Navigationspfad: Startseite > Dokumente > Textarchiv > 2011 > Grünen gegen Massentierhaltung im Außenbereich
Bündnis 90/Die Grünen halten den Bau von riesigen Anlagen zur industriellen Massentierhaltung für eine "Fehlentwicklung“ und für nicht zukunftsfähig. Mit einem Gesetzentwurf (17/1582) zur Veränderung des Baurechts, der den Bau dieser Anlagen erschweren sollte, konnte sich die Fraktion aber am Donnerstag, 24. Februar 2011, im Bundestag nicht durchsetzen. Bei der namentlichen Abstimmung stimmten 291 Abgeordnete gegen das Gesetz, 65 dafür, 178 Abgeordnete enthielten sich. Die Grünen hatten gefordert, dass im Baugesetz klargestellt werde, "dass die industrielle Massentierhaltung nicht zu den im Außenbereich privilegierten Vorhaben“ gehöre.
Der Außenbereich sei vor Zersiedlung durch das Baurecht geschützt, der Ausnahmetatbestand zur gewerblichen Tierhaltung habe aber zu gravierenden Fehlentwicklungen geführt, sagte Friedrich Ostendorff, Obmann der Grünen im Ausschuss für Ernährung, Landwirtschaft und Verbraucherschutz.

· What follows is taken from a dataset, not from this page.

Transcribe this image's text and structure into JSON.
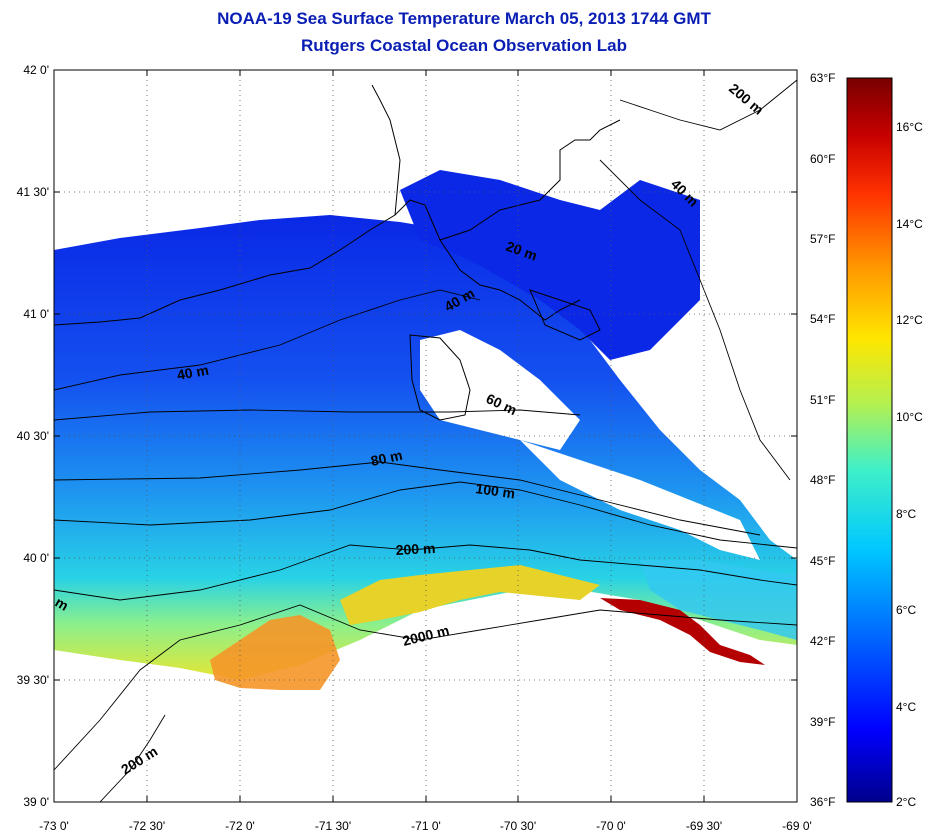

Massentierhaltung habe "nichts mit Bauernhöfen zu tun“ und dürfe im Außenbereich nicht genehmigungsfähig sein; Tierhaltung müsse an die Fläche des Bauernhofs gebunden sein. Die Ställe seien eine "erhebliche Belastung“ für Natur und Menschen und beeinträchtigten die Lebensqualität und Gesundheit der Anwohne rund Nachbarn.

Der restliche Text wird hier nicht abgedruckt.